The spacious Jezreel Valley spreads out to the north and east from Mount Carmel, providing convenient passage for international travelers in ancient times. The fertile alluvial soil makes this the country’s breadbasket as well. The Bible speaks of the gathering of armies in this valley at the place of Armageddon.
The modern city of Nazareth is much bigger than when Jesus lived there, having an estimated population of 130,000 now. It is split into two parts-- Upper Nazareth and Lower Nazareth. Upper Nazareth is 80% Jewish and 20% Arab. It appeared to be a modern city as we would recognize it. Lower Nazareth is 100% Arab (60% are muslims). Here, Yehuda told us that most people do not pay taxes to the local government, so services like trash pick-up are not provided. This resulted in an abnormal amount of flies buzzing around us as we gathered on Mt. Precipice, which overlooks the city. We read the story in Luke 4 about Jesus in Nazareth when the people demand a miracle in order to believe that he was the fulfillment of a messianic prophecy (Is. 61), as he claimed. After he rebuked them, they tried to throw him off of a cliff (likely the very cliff we were standing on!), but he slipped away through the crowd. Like the people of Nazareth, we are prone to think that God has not given us enough evidence to believe, and if we could just see a sign, then we would believe wholeheartedly. We hold back our faith, afraid to put trust in the uncertain. However, we have seen and experienced more than enough to be certain. We have the whole bible, as well as churches, teachers, and a whole history of Christian tradition. The people in the bible had much less to go off of. At the end of the day, the fact is simple: those who need more signs do not have a heart that is open and willing to have complete faith in Jesus Christ. True faith, even the size of a mustard seed (which we saw in person yesterday), will persevere whether miracles are performed or not. Unfortunately, it is natural for Christians to doubt and question at times. As a scientifically minded person, I often find myself wishing for more evidence, so I was convicted of this today. In these times, we must pray that the Lord will soften our hearts and help us in our unbelief (Mark 9:24).

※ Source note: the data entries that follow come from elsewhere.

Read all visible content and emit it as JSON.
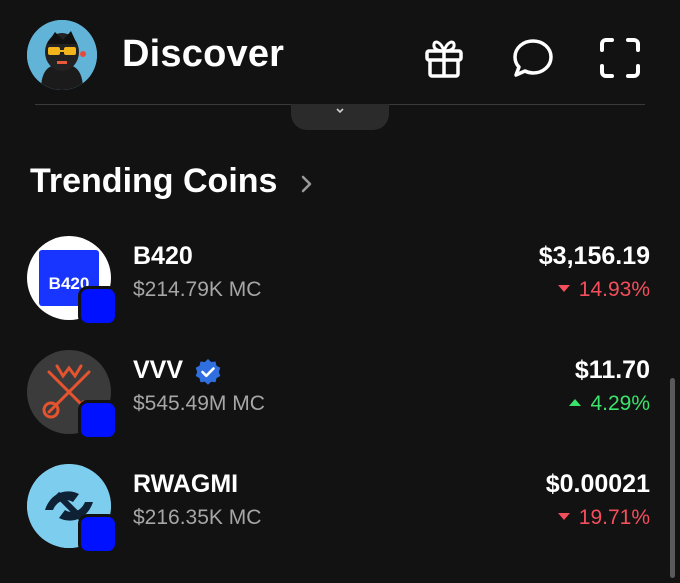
{
  "header": {
    "title": "Discover",
    "icons": [
      "gift-icon",
      "chat-icon",
      "scan-icon"
    ]
  },
  "section": {
    "title": "Trending Coins"
  },
  "coins": [
    {
      "name": "B420",
      "logo_text": "B420",
      "market_cap": "$214.79K MC",
      "price": "$3,156.19",
      "change": "14.93%",
      "direction": "down",
      "verified": false
    },
    {
      "name": "VVV",
      "market_cap": "$545.49M MC",
      "price": "$11.70",
      "change": "4.29%",
      "direction": "up",
      "verified": true
    },
    {
      "name": "RWAGMI",
      "market_cap": "$216.35K MC",
      "price": "$0.00021",
      "change": "19.71%",
      "direction": "down",
      "verified": false
    }
  ],
  "colors": {
    "background": "#121212",
    "negative": "#f34e5c",
    "positive": "#3be26b",
    "chain_badge": "#0011ff",
    "verified": "#2f6fe0"
  }
}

Situated inside a bowl atop the Nazareth ridge north of the Jezreel valley, Nazareth was a relatively isolated village in the time of Jesus with a population less than two hundred.
Today Nazareth is home to more than 60,000 Israeli Arabs, and Upper Nazareth is home to thousands more Jewish residents.

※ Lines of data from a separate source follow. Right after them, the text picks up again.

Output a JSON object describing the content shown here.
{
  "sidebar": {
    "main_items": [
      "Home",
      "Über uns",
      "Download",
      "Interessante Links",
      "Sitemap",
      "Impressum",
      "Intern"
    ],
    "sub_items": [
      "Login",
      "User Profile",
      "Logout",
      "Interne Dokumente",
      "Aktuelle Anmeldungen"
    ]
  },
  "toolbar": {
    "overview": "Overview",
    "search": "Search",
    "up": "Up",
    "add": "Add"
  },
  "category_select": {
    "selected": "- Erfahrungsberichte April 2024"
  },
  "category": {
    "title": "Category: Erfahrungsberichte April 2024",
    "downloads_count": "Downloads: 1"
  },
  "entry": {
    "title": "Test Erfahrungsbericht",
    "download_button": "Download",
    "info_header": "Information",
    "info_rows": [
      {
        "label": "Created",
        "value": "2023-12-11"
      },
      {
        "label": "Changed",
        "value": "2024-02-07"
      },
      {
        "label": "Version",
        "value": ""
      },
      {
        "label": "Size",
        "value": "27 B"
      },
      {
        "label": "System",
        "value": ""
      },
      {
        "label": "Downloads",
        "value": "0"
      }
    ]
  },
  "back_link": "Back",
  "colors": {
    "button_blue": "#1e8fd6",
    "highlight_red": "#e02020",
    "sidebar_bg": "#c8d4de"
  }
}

Next, we continued through the Jezreel valley to the ancient city of Megiddo. This city was located in a highly strategic position. The Romans built a road called the Via Maris that connected the empires of Egypt and Assyria. Megiddo was located along the Via Maris about halfway between the two empires. Because no one could cross the desert, the road was essential for travel. Whoever controlled this road controlled the trade. So naturally, everyone wanted control of this area. This led to Megiddo being conquered and rebuilt 25 times throughout its history, which began over 5,000 years ago. Although it's mentioned many times in the bible, Megiddo is perhaps most famous for being the site of Armageddon (coming from Ar-Megiddo, meaning "Mt. Megiddo" in Hebrew), the final battle between Good and evil mentioned in Revelation 16:16. It is only fitting that such an ancient city whose history has been filled with violence and conflict would serve as the final battleground. We were reminded by Pastor Terry today that this battle is won by the spoken word of God, not by violence. It is a battle in which Satan and evil never stand a chance. God is all-powerful, and is infinitely above the powers of evil. We can be supremely confident in our faith that He is in control. This theme came up again later on in the day.
From the earliest times (EB) to the earliest historical records of the area (Thutmose III) to the future (Revelation 16), Megiddo assumes a prominent role. This is largely owing to its strategic location astride the Megiddo Pass (Wadi Ara) and inside the busy Jezreel Valley.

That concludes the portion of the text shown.